Digital Typhoon Dataset

This dataset is created by the Digital Typhoon project.

Overview of the Digital Typhoon dataset

Overview

This page summarizes information about the Digital Typhoon Dataset, the longest typhoon satellite image dataset for 40+ years, aimed at benchmarking machine learning models for long-term spatio-temporal data. To build the dataset, we developed a workflow to create a typhoon-centered image by cropping the original satellite image using Lambert azimuthal equal-area projection centered at the location of the best track data. We also address data quality issues such as inter-satellite calibration to create a long-term homogeneous dataset. To take advantage of the dataset, we proposed machine learning tasks by the types and targets of inference, with other tasks for meteorological analysis, societal impact, and climate change.

Paper

The following paper describe the dataset.

Asanobu Kitamoto, Jared Hwang, Bastien Vuillod, Lucas Gautier, Yingtao Tian, Tarin Clanuwat, "Digital Typhoon: Long-term Satellite Image Dataset for the Spatio-Temporal Modeling of Tropical Cyclones", NeurIPS 2023 Datasets and Benchmarks (Spotlight), 2023.

@InProceedings{ neurips23,
      author = {Asanobu Kitamoto and Jared Hwang and Bastien Vuillod and Lucas Gautier and Yingtao Tian and Tarin Clanuwat},
      title = {Digital Typhoon: Long-term Satellite Image Dataset for the Spatio-Temporal Modeling of Tropical Cyclones},
      booktitle = {{NeurIPS} 2023 Datasets and Benchmarks (Spotlight)},
      year = 2023,
      month = 12,
}

You can also find the paper on arXiv Asanobu Kitamoto, Jared Hwang, Bastien Vuillod, Lucas Gautier, Yingtao Tian, Tarin Clanuwat, "Digital Typhoon: Long-term Satellite Image Dataset for the Spatio-Temporal Modeling of Tropical Cyclones", arXiv:2311.02665, 2023.

Dataset

Digital Typhoon Dataset is a satellite image dataset designed for machine learning research on tropical cyclones. The dataset comprises 1,099 typhoons and 189,364 infrared images from the western North Pacific basin.
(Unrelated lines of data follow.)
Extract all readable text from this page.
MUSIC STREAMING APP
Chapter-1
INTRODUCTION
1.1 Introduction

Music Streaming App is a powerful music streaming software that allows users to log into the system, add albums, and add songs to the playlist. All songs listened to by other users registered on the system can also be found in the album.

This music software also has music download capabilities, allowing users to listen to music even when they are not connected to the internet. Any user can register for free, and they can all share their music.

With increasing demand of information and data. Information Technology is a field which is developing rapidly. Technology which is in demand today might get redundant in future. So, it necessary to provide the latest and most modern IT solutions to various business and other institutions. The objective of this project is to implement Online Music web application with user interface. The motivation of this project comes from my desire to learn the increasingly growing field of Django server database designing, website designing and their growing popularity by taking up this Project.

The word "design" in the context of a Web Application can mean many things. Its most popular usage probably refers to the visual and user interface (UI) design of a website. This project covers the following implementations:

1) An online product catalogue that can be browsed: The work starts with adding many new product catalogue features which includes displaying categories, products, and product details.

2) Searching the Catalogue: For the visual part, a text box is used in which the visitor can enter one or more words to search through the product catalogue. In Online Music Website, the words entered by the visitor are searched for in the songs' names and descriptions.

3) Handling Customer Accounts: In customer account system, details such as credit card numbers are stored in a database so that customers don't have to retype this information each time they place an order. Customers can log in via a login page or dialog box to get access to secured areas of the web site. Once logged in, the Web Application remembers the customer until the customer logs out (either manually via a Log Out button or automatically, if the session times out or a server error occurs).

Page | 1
The dataset is provided under a CC BY 4.0 international license, with attribution as follows.

Digital Typhoon Dataset (National Institute of Informatics) , doi:10.20783/DIAS.664

Software

pyphoon2 is a machine-learning library for the Digital Typhoon Dataset. The documentation of the library is available at pyphoon2’s documentation at readthedocs.

Model

Hugging Face provides model weights for machine learning tasks and some codes for using them.

Data Repository

Digital Typhoon Dataset is also available from DIAS (Data Integration and Analysis System). DIAS is a Japanese data repository for earth science and environmental datasets and offers the dataset DOI (Digital Object Identifier) 10.20783/DIAS.664 as a persistent identifier.

Website

Digital Typhoon is one of Japan's most popular and largest typhoon information websites. The annual page view is around 20 million, and many people visit the website to check the latest information and study historical data.